また、事業企画の仕事は文字通り事業を一から計画し、実行していく仕事です。そのため、「まだ誰もしていないこと」「成功するかどうかわからないこと」に真剣に向き合う必要があります。先が不確かな状況の中でも、事業成功に向けて確固とした自信や他者を導くリーダーシップを発揮できるかどうかが、向き不向きを分ける重要な要素のひとつであると言えるでしょう。
事業企画への転職を目指す方法
ここからは、事業企画への転職を目指すにはどうすべきか、その方法を解説します。
もし経験者であれば、業務で身に付けたスキルや経験をアピールすれば同じ職に就くことは難しくないでしょう。ただ、全くの未経験の場合は少し難しく、特に大企業への就職は険しい道となります。そのため、最初は事業企画のサブ業務やサポート部署へ転職することで、将来的に事業企画へのポストに就くことを見据えて動くのが有効です。
もしくは、必ずしも大企業である必要はない、企業の規模や形態にこだわりがないというのであれば、ベンチャー企業への転職を視野に入れてみるとよいでしょう。ベンチャーの中には、若手や未経験者であっても実力や将来性を評価し事業企画に携われるケースも少なくないため、そういった方針の企業へ転職、もしくはベンチャーで経験を積み再度大手にチャレンジする道も可能です。
目指したい職やポストがあると、転職でもつい勇み足になりがちですが、必要な経験が足りていない場合、活動そのものが厳しいものになってしまいかねません。

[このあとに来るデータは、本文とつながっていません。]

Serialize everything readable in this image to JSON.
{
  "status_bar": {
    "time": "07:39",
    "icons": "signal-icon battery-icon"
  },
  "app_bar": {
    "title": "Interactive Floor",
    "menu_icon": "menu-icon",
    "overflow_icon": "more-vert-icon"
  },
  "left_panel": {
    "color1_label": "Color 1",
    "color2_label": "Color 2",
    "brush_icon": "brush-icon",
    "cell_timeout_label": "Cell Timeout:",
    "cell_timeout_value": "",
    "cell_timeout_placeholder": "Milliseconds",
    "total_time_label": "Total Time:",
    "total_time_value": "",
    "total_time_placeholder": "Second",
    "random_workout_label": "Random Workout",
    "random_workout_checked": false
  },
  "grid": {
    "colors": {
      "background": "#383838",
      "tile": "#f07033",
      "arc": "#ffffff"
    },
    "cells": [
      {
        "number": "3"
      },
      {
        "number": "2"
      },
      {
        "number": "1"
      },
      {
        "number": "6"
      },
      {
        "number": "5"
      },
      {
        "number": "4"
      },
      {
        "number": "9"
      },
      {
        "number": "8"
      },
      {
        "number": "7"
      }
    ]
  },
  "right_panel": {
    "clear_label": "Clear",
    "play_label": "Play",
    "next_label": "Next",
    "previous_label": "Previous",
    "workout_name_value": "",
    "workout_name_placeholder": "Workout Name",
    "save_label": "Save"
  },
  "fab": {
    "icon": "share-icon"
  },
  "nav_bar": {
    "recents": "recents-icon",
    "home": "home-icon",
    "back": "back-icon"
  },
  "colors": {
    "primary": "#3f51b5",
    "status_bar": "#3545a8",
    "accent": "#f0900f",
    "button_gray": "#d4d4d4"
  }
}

よって、直接希望の仕事や企業へ転職を目指すだけではなく、「実績・経験づくり」のための転職を経るというキャリアプランを立てるのも、事業企画の転職においては有効な方法のひとつと言えるのです。
まとめ
会社の中でも大きな役割を持つこの職種では、会社側も経験者や近しい業務の経験を持つ人材を欲しがることから、未経験での転職は少し難しいかもしれません。
ただ、未経験でも可能性を見てくれるベンチャー企業を目指したり、一度事業企画のサブポストへ転職しキャリアパスを目指したりと、未経験からの転職が決して不可能ではないのも事実です。そのため、もし転職に臨むのであれば、自身の経験やスキルをしっかりと見て挑むとよいでしょう。